The fluorescence polarization assay (FPA) is commonly used to study interactions of biomolecules in a solution [40,41,42]. FPA is based on changes in the rate of rotational diffusion for the fluorescently labeled molecule when its molecular weight increases through interaction with another molecule. Assay efficiency depends on the size of substances taking part in interaction [42]. FPA is also successfully applied to determine enzyme activities [43,44,45]. Thus, the FP assay was introduced to determine lysozyme activity for diagnostic purposes using a fluorescein-labeled natural peptidoglycan of complex structure as the substrate [46,47].
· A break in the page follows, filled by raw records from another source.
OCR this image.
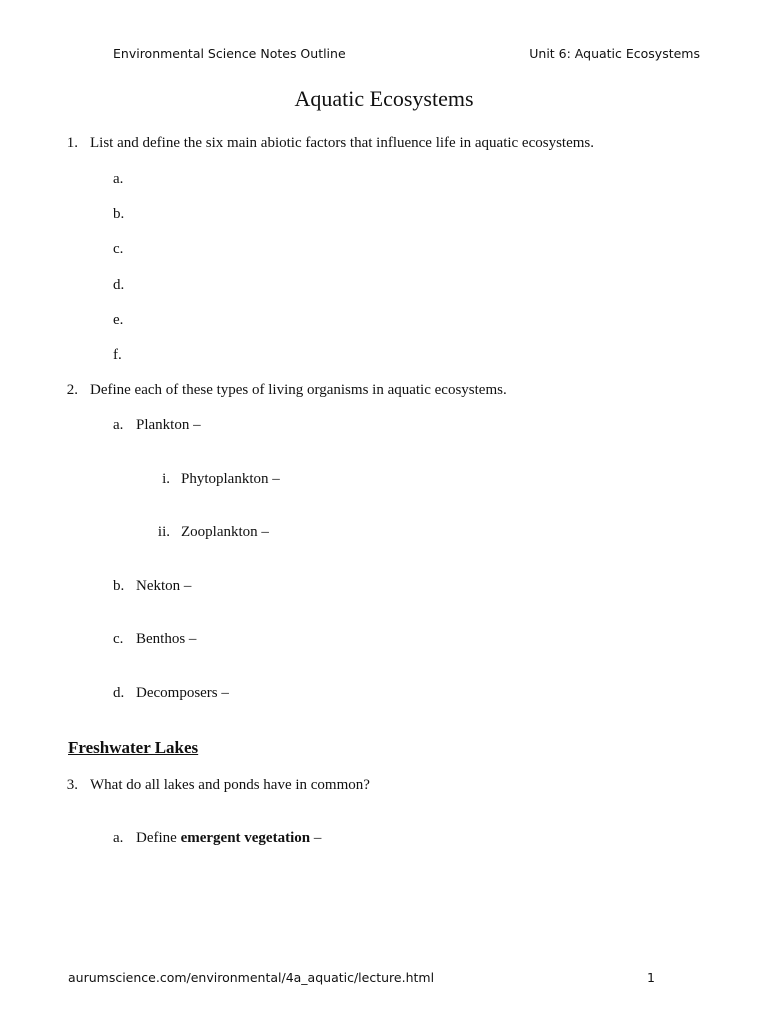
Environmental Science Notes Outline	Unit 6: Aquatic Ecosystems
Aquatic Ecosystems
1. List and define the six main abiotic factors that influence life in aquatic ecosystems.
a.
b.
c.
d.
e.
f.
2. Define each of these types of living organisms in aquatic ecosystems.
a. Plankton –
i. Phytoplankton –
ii. Zooplankton –
b. Nekton –
c. Benthos –
d. Decomposers –
Freshwater Lakes
3. What do all lakes and ponds have in common?
a. Define emergent vegetation –
aurumscience.com/environmental/4a_aquatic/lecture.html	1
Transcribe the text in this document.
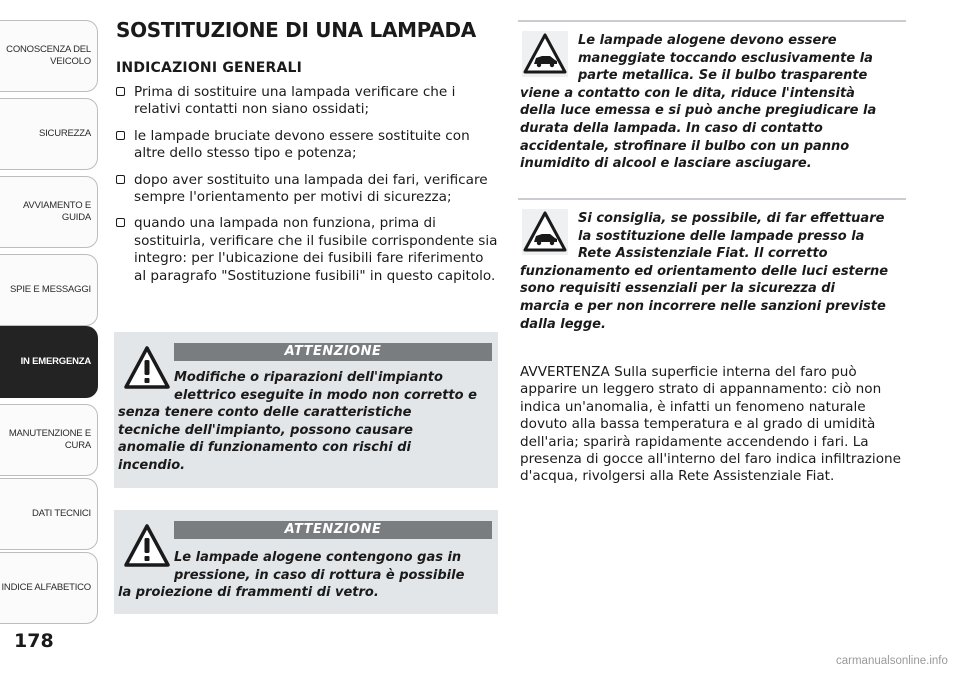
CONOSCENZA DEL
VEICOLO
SICUREZZA
AVVIAMENTO E
GUIDA
SPIE E MESSAGGI
IN EMERGENZA
MANUTENZIONE E
CURA
DATI TECNICI
INDICE ALFABETICO
178
SOSTITUZIONE DI UNA LAMPADA
INDICAZIONI GENERALI
Prima di sostituire una lampada verificare che i relativi contatti non siano ossidati;
le lampade bruciate devono essere sostituite con altre dello stesso tipo e potenza;
dopo aver sostituito una lampada dei fari, verificare sempre l'orientamento per motivi di sicurezza;
quando una lampada non funziona, prima di sostituirla, verificare che il fusibile corrispondente sia integro: per l'ubicazione dei fusibili fare riferimento al paragrafo "Sostituzione fusibili" in questo capitolo.
ATTENZIONE
Modifiche o riparazioni dell'impianto
elettrico eseguite in modo non corretto e
senza tenere conto delle caratteristiche
tecniche dell'impianto, possono causare
anomalie di funzionamento con rischi di
incendio.
ATTENZIONE
Le lampade alogene contengono gas in
pressione, in caso di rottura è possibile
la proiezione di frammenti di vetro.
Le lampade alogene devono essere
maneggiate toccando esclusivamente la
parte metallica. Se il bulbo trasparente
viene a contatto con le dita, riduce l'intensità
della luce emessa e si può anche pregiudicare la
durata della lampada. In caso di contatto
accidentale, strofinare il bulbo con un panno
inumidito di alcool e lasciare asciugare.
Si consiglia, se possibile, di far effettuare
la sostituzione delle lampade presso la
Rete Assistenziale Fiat. Il corretto
funzionamento ed orientamento delle luci esterne
sono requisiti essenziali per la sicurezza di
marcia e per non incorrere nelle sanzioni previste
dalla legge.

AVVERTENZA Sulla superficie interna del faro può apparire un leggero strato di appannamento: ciò non indica un'anomalia, è infatti un fenomeno naturale dovuto alla bassa temperatura e al grado di umidità dell'aria; sparirà rapidamente accendendo i fari. La presenza di gocce all'interno del faro indica infiltrazione d'acqua, rivolgersi alla Rete Assistenziale Fiat.

carmanualsonline.info
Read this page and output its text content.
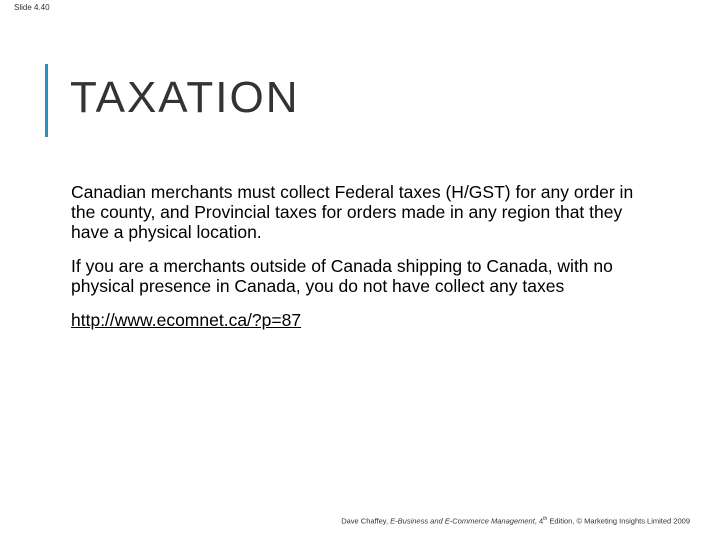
Slide 4.40
TAXATION

Canadian merchants must collect Federal taxes (H/GST) for any order in the county, and Provincial taxes for orders made in any region that they have a physical location.

If you are a merchants outside of Canada shipping to Canada, with no physical presence in Canada, you do not have collect any taxes

http://www.ecomnet.ca/?p=87

Dave Chaffey, E-Business and E-Commerce Management, 4th Edition, © Marketing Insights Limited 2009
Modern techniques of carbohydrate chemistry allow the synthesis of labeled glycoconjugates [48,49] from oligosaccharides of any structural complexity. These synthetic derivatives are closely related to bacterial [50,51] and fungal [52,53,54] polysaccharide antigens, and their use instead of naturally occurring macromolecules enhances the reproducibility and sensitivity of the immunological and enzymatic testing procedures [55,56].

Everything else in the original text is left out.